StagedTree#

class cegpy.StagedTree(dataframe, sampling_zero_paths=None, var_order=None, struct_missing_label=None, missing_label=None, complete_case=False)[source]#

Bases: EventTree

Representation of a Staged Tree.

A staged tree is a tree where each node is a situation, and each edge is a transition from one situation to another. Each situation is given a ‘stage’ which groups it with other situations which have the same outgoing edges, with equivalent probabilities of occurring.

The class is an extension of EventTree.

Parameters:
  • dataframe (pandas.DataFrame) – Required - DataFrame containing variables as column headers, with event name strings in each cell. These event names will be used to create the edges of the event tree. Counts of each event will be extracted and attached to each edge.

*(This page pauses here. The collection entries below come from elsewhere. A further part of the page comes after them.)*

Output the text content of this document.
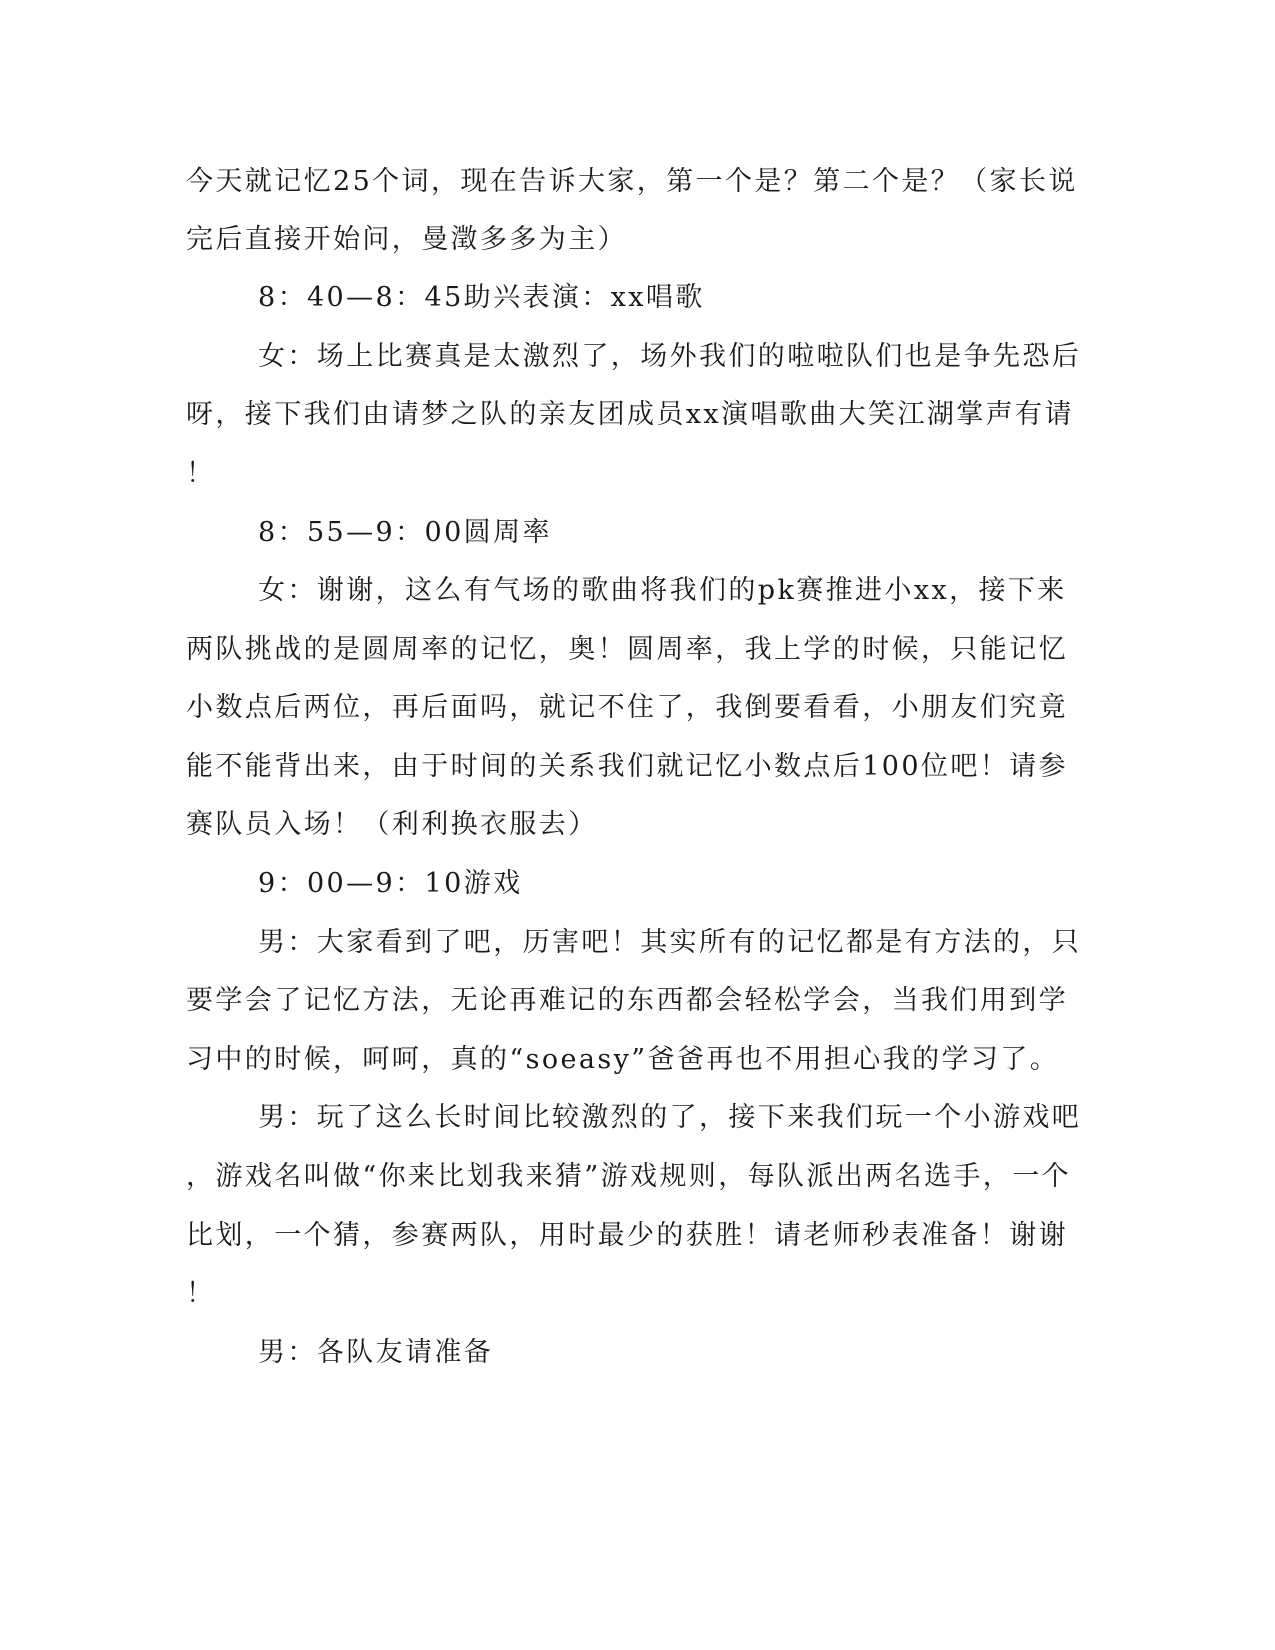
今天就记忆25个词，现在告诉大家，第一个是？第二个是？（家长说
完后直接开始问，曼澂多多为主）
8：40—8：45助兴表演：xx唱歌
女：场上比赛真是太激烈了，场外我们的啦啦队们也是争先恐后
呀，接下我们由请梦之队的亲友团成员xx演唱歌曲大笑江湖掌声有请
！
8：55—9：00圆周率
女：谢谢，这么有气场的歌曲将我们的pk赛推进小xx，接下来
两队挑战的是圆周率的记忆，奥！圆周率，我上学的时候，只能记忆
小数点后两位，再后面吗，就记不住了，我倒要看看，小朋友们究竟
能不能背出来，由于时间的关系我们就记忆小数点后100位吧！请参
赛队员入场！（利利换衣服去）
9：00—9：10游戏
男：大家看到了吧，历害吧！其实所有的记忆都是有方法的，只
要学会了记忆方法，无论再难记的东西都会轻松学会，当我们用到学
习中的时候，呵呵，真的“soeasy”爸爸再也不用担心我的学习了。
男：玩了这么长时间比较激烈的了，接下来我们玩一个小游戏吧
，游戏名叫做“你来比划我来猜”游戏规则，每队派出两名选手，一个
比划，一个猜，参赛两队，用时最少的获胜！请老师秒表准备！谢谢
！
男：各队友请准备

  • sampling_zero_paths (List[Tuple[str]] or None) –

    Optional - Paths to sampling zeros.

    Format is as follows: [(‘edge_1’,), (‘edge_1’, ‘edge_2’), …]

    If no paths are specified, default setting is that no sampling zero paths are created.

  • var_order (List[str] or None) – Optional - Specifies the ordering of variables to be adopted in the event tree. Default var_order is obtained from the order of columns in dataframe. String labels in the list should match the column names in dataframe.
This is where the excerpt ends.